Alors que l’innovation transforme peu à peu la finance, la BRI, la banque centrale des banques centrales, préconise une meilleure collaboration entre tous les acteurs impliqués dans ce processus et l’intégration des avancées technologiques dans le système existant
Comment réglerons-nous nos factures en 2050? Les cartes Visa ou MASTERCARD seront-elles devenues désuètes? Et est-ce que le processus de paiement sera devenu «intelligent» et pourra être réalisé automatiquement lorsque la marchandise que vous avez commandée sera, par exemple, dans votre boîte aux lettres? Difficile de le prédire. Mais la Banque des règlements internationaux (BRI), la banque centrale des banques centrales, sans pouvoir prétendre avoir une réponse à ces questions, souligne dans son nouveau rapport annuel très suivi que le «système monétaire se trouve à un tournant décisif» en raison notamment des innovations en développement.
La BRI, une institution clé basée à Bâle, avertit que cette transformation engendre toutefois de nouveaux défis macro-financiers.
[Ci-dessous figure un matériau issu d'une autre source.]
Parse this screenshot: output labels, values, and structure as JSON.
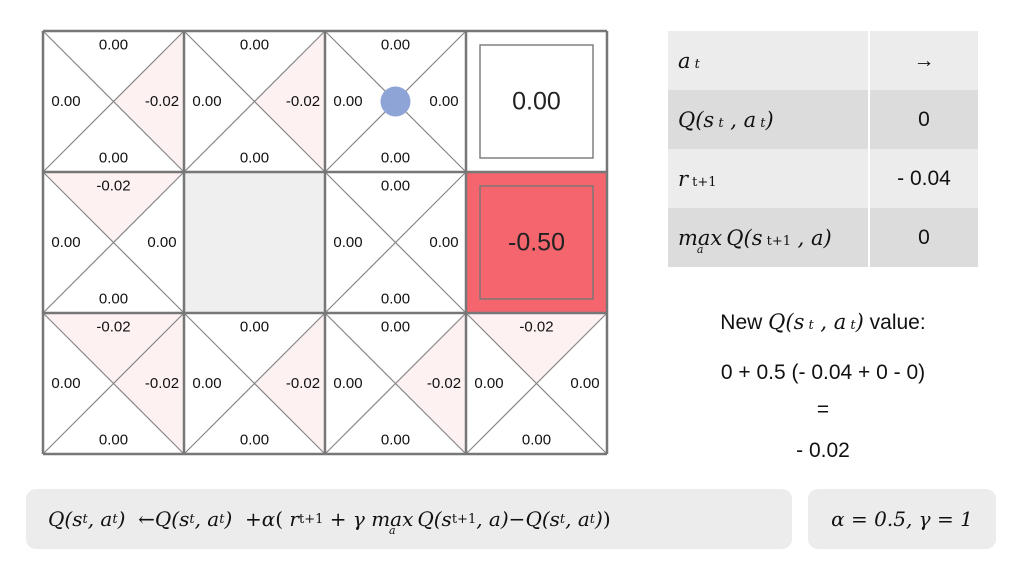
{
  "grid": {
    "rows": [
      [
        {
          "type": "q",
          "up": "0.00",
          "left": "0.00",
          "right": "-0.02",
          "down": "0.00",
          "neg": [
            "right"
          ]
        },
        {
          "type": "q",
          "up": "0.00",
          "left": "0.00",
          "right": "-0.02",
          "down": "0.00",
          "neg": [
            "right"
          ]
        },
        {
          "type": "q",
          "up": "0.00",
          "left": "0.00",
          "right": "0.00",
          "down": "0.00",
          "neg": [],
          "agent": true
        },
        {
          "type": "terminal",
          "value": "0.00",
          "color": "#ffffff"
        }
      ],
      [
        {
          "type": "q",
          "up": "-0.02",
          "left": "0.00",
          "right": "0.00",
          "down": "0.00",
          "neg": [
            "up"
          ]
        },
        {
          "type": "wall",
          "color": "#efefef"
        },
        {
          "type": "q",
          "up": "0.00",
          "left": "0.00",
          "right": "0.00",
          "down": "0.00",
          "neg": []
        },
        {
          "type": "terminal",
          "value": "-0.50",
          "color": "#f4656d"
        }
      ],
      [
        {
          "type": "q",
          "up": "-0.02",
          "left": "0.00",
          "right": "-0.02",
          "down": "0.00",
          "neg": [
            "up",
            "right"
          ]
        },
        {
          "type": "q",
          "up": "0.00",
          "left": "0.00",
          "right": "-0.02",
          "down": "0.00",
          "neg": [
            "right"
          ]
        },
        {
          "type": "q",
          "up": "0.00",
          "left": "0.00",
          "right": "-0.02",
          "down": "0.00",
          "neg": [
            "right"
          ]
        },
        {
          "type": "q",
          "up": "-0.02",
          "left": "0.00",
          "right": "0.00",
          "down": "0.00",
          "neg": [
            "up"
          ]
        }
      ]
    ],
    "agent_color": "#8ea3d6",
    "neg_tint": "#fdf1f1",
    "line_color": "#888888"
  },
  "info": {
    "action_arrow": "→",
    "q_value": "0",
    "reward_value": "- 0.04",
    "max_q_value": "0"
  },
  "calc": {
    "heading_prefix": "New",
    "heading_suffix": "value:",
    "expression": "0 + 0.5 (- 0.04 + 0 - 0)",
    "equals": "=",
    "result": "- 0.02"
  },
  "params": "α = 0.5, γ = 1"
}
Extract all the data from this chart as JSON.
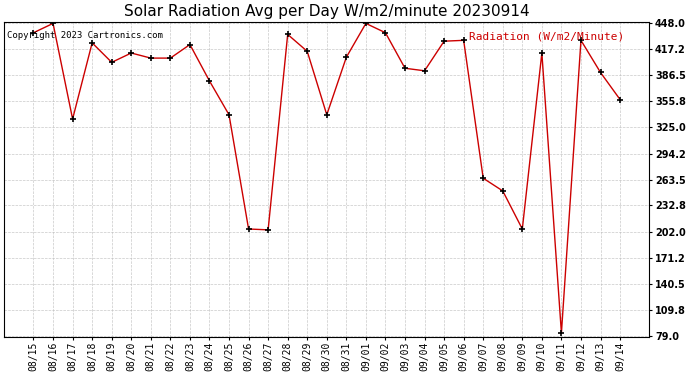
{
  "title": "Solar Radiation Avg per Day W/m2/minute 20230914",
  "copyright_text": "Copyright 2023 Cartronics.com",
  "legend_label": "Radiation (W/m2/Minute)",
  "dates": [
    "08/15",
    "08/16",
    "08/17",
    "08/18",
    "08/19",
    "08/20",
    "08/21",
    "08/22",
    "08/23",
    "08/24",
    "08/25",
    "08/26",
    "08/27",
    "08/28",
    "08/29",
    "08/30",
    "08/31",
    "09/01",
    "09/02",
    "09/03",
    "09/04",
    "09/05",
    "09/06",
    "09/07",
    "09/08",
    "09/09",
    "09/10",
    "09/11",
    "09/12",
    "09/13",
    "09/14"
  ],
  "values": [
    437.0,
    448.0,
    335.0,
    425.0,
    402.0,
    413.0,
    407.0,
    407.0,
    423.0,
    380.0,
    340.0,
    205.0,
    204.0,
    435.0,
    415.0,
    340.0,
    408.0,
    448.0,
    437.0,
    395.0,
    392.0,
    427.0,
    428.0,
    265.0,
    250.0,
    205.0,
    413.0,
    82.0,
    428.0,
    390.0,
    358.0
  ],
  "line_color": "#cc0000",
  "marker_color": "#000000",
  "bg_color": "#ffffff",
  "grid_color": "#bbbbbb",
  "yticks": [
    79.0,
    109.8,
    140.5,
    171.2,
    202.0,
    232.8,
    263.5,
    294.2,
    325.0,
    355.8,
    386.5,
    417.2,
    448.0
  ],
  "ylim_min": 79.0,
  "ylim_max": 448.0,
  "title_fontsize": 11,
  "tick_fontsize": 7,
  "legend_fontsize": 8,
  "copyright_fontsize": 6.5
}
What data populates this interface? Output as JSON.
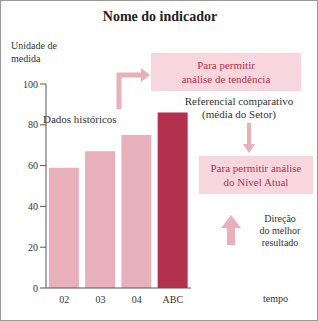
{
  "chart_data": {
    "type": "bar",
    "title": "Nome do indicador",
    "y_label": "Unidade de medida",
    "x_label": "tempo",
    "categories": [
      "02",
      "03",
      "04",
      "ABC"
    ],
    "values": [
      59,
      67,
      75,
      86
    ],
    "colors": [
      "#e8b0bb",
      "#e8b0bb",
      "#e8b0bb",
      "#b3304f"
    ],
    "ylim": [
      0,
      100
    ],
    "yticks": [
      0,
      20,
      40,
      60,
      80,
      100
    ],
    "grid": false,
    "annotations": [
      [
        "Dados históricos"
      ],
      [
        "Para permitir",
        "análise de tendência"
      ],
      [
        "Referencial comparativo",
        "(média do Setor)"
      ],
      [
        "Para permitir análise",
        "do Nível Atual"
      ],
      [
        "Direção",
        "do melhor",
        "resultado"
      ]
    ]
  }
}
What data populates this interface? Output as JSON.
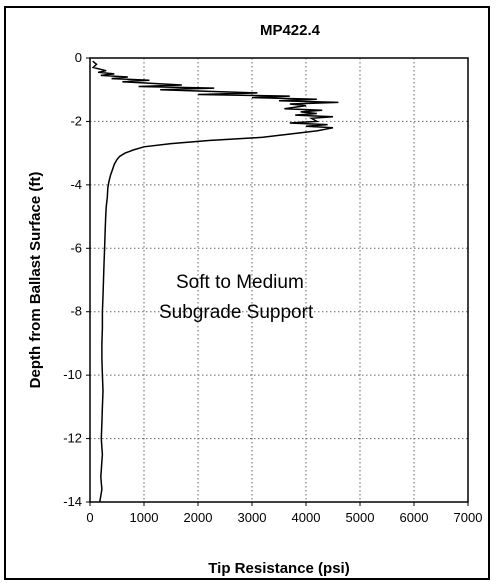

Et une question centrale doit être posée: «Comment préserver la confiance dans la monnaie à l’ère numérique?» Lorsque nous recevons un salaire sur notre compte, réalisons un virement ou réglons une facture, nous n’avons pas à nous interroger sur la valeur de l’argent utilisé. Et cette évidence est l’aboutissement d’un consensus social, préservé par des institutions à l’image des banques centrales. C’est cette confiance que la BRI estime devoir préserver, car la technologie n’est pas une fin en soi. Elle met ainsi en garde contre l’idée selon laquelle les cryptomonnaies ou stablecoins (monnaie numérique adossée à une devise) pourraient à eux seuls constituer les piliers du système monétaire de demain. Il s’agit plutôt d’intégrer les innovations technologiques au cœur de l’architecture existante, écrit la BRI.